Yo lo he intentado más de una vez. ¿Logré agarrar? Afirmativo. ¿Logré algo más?  Qué te importa. ¿Logré posicionarme como su enamorado? De ley. ¿Logré que se sienta segura a mi lado? Claro. ¿Logré el cariño de su familia? Obviamente. ¿Logré que se enamorara de mí?  No, ni cagando. No lo hice. No fucking way.

Porque puedes ser más sexy que Bernie Paz y más inteligente que Santiago Antúnez de Mayolo pero –alerta- cuando te vuelves el tierno y apachurrable osito de peluche al que se le puede confiar todos los secretos ya no eres tan atractivo. Y es precisamente por eso, caray, porque eres un peluche: no pueden casarse con su peluche, no pueden tener hijos con su peluche, no pueden compartir los gastos de la casa con su peluche, no pueden sentir celos de su peluche.
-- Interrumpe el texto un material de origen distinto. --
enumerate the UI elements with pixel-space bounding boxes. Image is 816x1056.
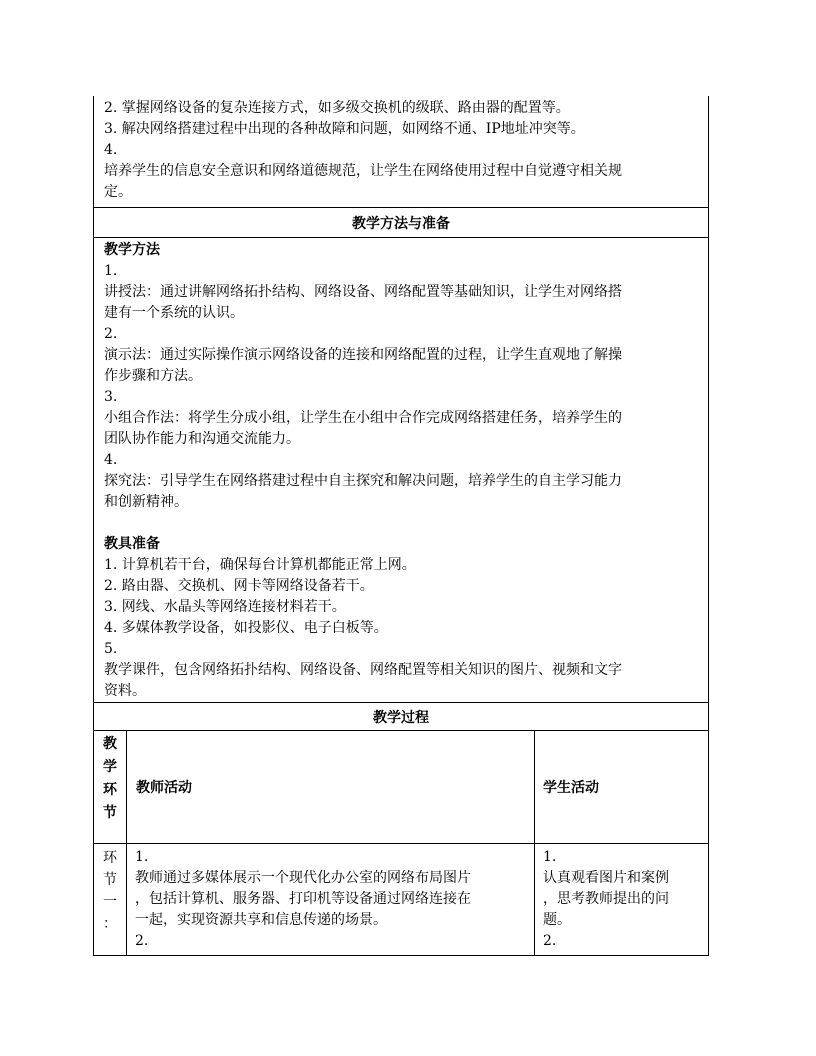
- methods-cell: [94, 237, 708, 702]
- tool-5-text-b: 资料。: [104, 683, 146, 699]
- objective-4-text-a: 培养学生的信息安全意识和网络道德规范，让学生在网络使用过程中自觉遵守相关规: [104, 163, 622, 179]
- stage-header-char-1: 教: [103, 736, 117, 752]
- teacher-activity-cell: [126, 844, 534, 955]
- spacer: [104, 513, 698, 534]
- method-3-text-b: 团队协作能力和沟通交流能力。: [104, 431, 300, 447]
- student-step-2-number: 2.: [543, 933, 557, 949]
- method-1-number: 1.: [104, 263, 118, 279]
- teacher-step-2-number: 2.: [135, 933, 149, 949]
- student-step-1-line-3: 题。: [543, 912, 571, 928]
- tool-3: 3. 网线、水晶头等网络连接材料若干。: [104, 599, 346, 615]
- process-header: 教学过程: [373, 709, 429, 726]
- document-table: [93, 96, 709, 956]
- objectives-continued-cell: [94, 98, 708, 206]
- objective-2: 2. 掌握网络设备的复杂连接方式，如多级交换机的级联、路由器的配置等。: [104, 100, 570, 116]
- tool-2: 2. 路由器、交换机、网卡等网络设备若干。: [104, 578, 374, 594]
- process-column-header-row: [94, 730, 708, 843]
- stage-char-4: ：: [103, 916, 117, 932]
- methods-header-row: [94, 207, 708, 237]
- teacher-step-1-line-3: 一起，实现资源共享和信息传递的场景。: [135, 912, 387, 928]
- method-3-number: 3.: [104, 389, 118, 405]
- student-activity-cell: [534, 844, 708, 955]
- teacher-activity-header: 教师活动: [136, 780, 192, 796]
- tool-4: 4. 多媒体教学设备，如投影仪、电子白板等。: [104, 620, 388, 636]
- objective-4-number: 4.: [104, 142, 118, 158]
- teacher-step-1-number: 1.: [135, 849, 149, 865]
- tool-5-text-a: 教学课件，包含网络拓扑结构、网络设备、网络配置等相关知识的图片、视频和文字: [104, 662, 622, 678]
- method-2-text-b: 作步骤和方法。: [104, 368, 202, 384]
- stage-header-char-2: 学: [103, 759, 117, 775]
- process-header-row: [94, 702, 708, 730]
- teacher-step-1-line-2: ，包括计算机、服务器、打印机等设备通过网络连接在: [135, 891, 471, 907]
- tool-5-number: 5.: [104, 641, 118, 657]
- method-1-text-b: 建有一个系统的认识。: [104, 305, 244, 321]
- method-4-number: 4.: [104, 452, 118, 468]
- student-step-1-line-2: ，思考教师提出的问: [543, 891, 669, 907]
- student-column-header: [534, 731, 708, 843]
- student-activity-header: 学生活动: [543, 780, 599, 796]
- teacher-step-1-line-1: 教师通过多媒体展示一个现代化办公室的网络布局图片: [135, 870, 471, 886]
- teacher-column-header: [126, 731, 534, 843]
- method-2-number: 2.: [104, 326, 118, 342]
- methods-header: 教学方法与准备: [352, 215, 450, 232]
- stage-column-header: [94, 731, 126, 843]
- stage-char-1: 环: [103, 850, 117, 866]
- methods-title: 教学方法: [104, 242, 160, 258]
- student-step-1-number: 1.: [543, 849, 557, 865]
- method-4-text-a: 探究法：引导学生在网络搭建过程中自主探究和解决问题，培养学生的自主学习能力: [104, 473, 622, 489]
- objective-4-text-b: 定。: [104, 184, 132, 200]
- process-row-1: [94, 843, 708, 955]
- stage-header-char-3: 环: [103, 782, 117, 798]
- tools-title: 教具准备: [104, 536, 160, 552]
- method-4-text-b: 和创新精神。: [104, 494, 188, 510]
- method-2-text-a: 演示法：通过实际操作演示网络设备的连接和网络配置的过程，让学生直观地了解操: [104, 347, 622, 363]
- stage-char-2: 节: [103, 872, 117, 888]
- method-1-text-a: 讲授法：通过讲解网络拓扑结构、网络设备、网络配置等基础知识，让学生对网络搭: [104, 284, 622, 300]
- method-3-text-a: 小组合作法：将学生分成小组，让学生在小组中合作完成网络搭建任务，培养学生的: [104, 410, 622, 426]
- stage-cell: [94, 844, 126, 955]
- stage-char-3: 一: [103, 894, 117, 910]
- stage-header-char-4: 节: [103, 805, 117, 821]
- tool-1: 1. 计算机若干台，确保每台计算机都能正常上网。: [104, 557, 416, 573]
- objective-3: 3. 解决网络搭建过程中出现的各种故障和问题，如网络不通、IP地址冲突等。: [104, 121, 585, 137]
- student-step-1-line-1: 认真观看图片和案例: [543, 870, 669, 886]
No pueden concebir la idea de que también estás en la categoría de “Machos con las hormonas revueltas” porque, lastimosamente, a sus ojos- por los que también te mueres, picarón- eres su personita especial, el único que la entiende, su mejor amigo. Su peluche, muchacho, su peluche.

Sucedió que, en cuarto de secundaria, yo andaba templadísimo de una chica menor que yo por un año: cabello claro, ojos felinos, labios carnosos y un inexplicable halo de inocencia que parecía irradiar millonadas de feromonas en los ambiente a los que iba y en los que, casualmente, claro, se encontraba con su flamante monigote preferido: yo, Jim, presente. Bien peinadito, talqueado y bañado en colonia. Siempre con un chocolatito Sublime a la mano para colorear esa boquita suya con la que soñaba hasta despierto y completamente curtido y listo para mi afición favorita: Escuchar que había discutido con su pendenciero enamorado y oler disimuladamente su perfume floral mientras abrazaba sus hombros y le besaba la frente tratando de consolar sus cachudas lágrimas. Imaginen la peor definición de “cagado”.  Ya, igualito estaba yo.

Nunca lloré tanto por otra chica, ni jalé tantos exámenes por pensar en alguien más, pero tampoco aprendí tanto de nadie que no fuera ella. Cuando; un año y medio después de tantos mensajitos, llamaditas, indirectas y demás cursilerías, luego de habernos deshecho en caricias y besos y sonrisas y te quieros, ella me dijo que yo era importante para ella y toda la cuestión pero que estaba confundida y necesitaba tiempo; sencillamente quise que la tierra me tragara, me escupiera y me volviera a tragar para luego escupir mi ropa y lanzar un eructo que reemplazara ese sufrimiento que creía que terminaría por volverme loco en cualquier momento.
No podía estar más decepcionado de mi estrategia. ¿Qué las chicas no querían a alguien que las adorara como a Alá?, ¿Qué no buscaban un compañero caballeresco y fiel que las idolatre como reinas?, ¿Qué no escudriñaban su entorno persiguiendo al príncipe azul? No, cuñado, no. Te  falta. Ellas buscan al Lobo Feroz, y uno que de verdad coma. Lo demás es verborrea, cháchara, charlatanería, monserga, locuacidad, labia, metáfora, facundia, palabrería. Lo demás es floro.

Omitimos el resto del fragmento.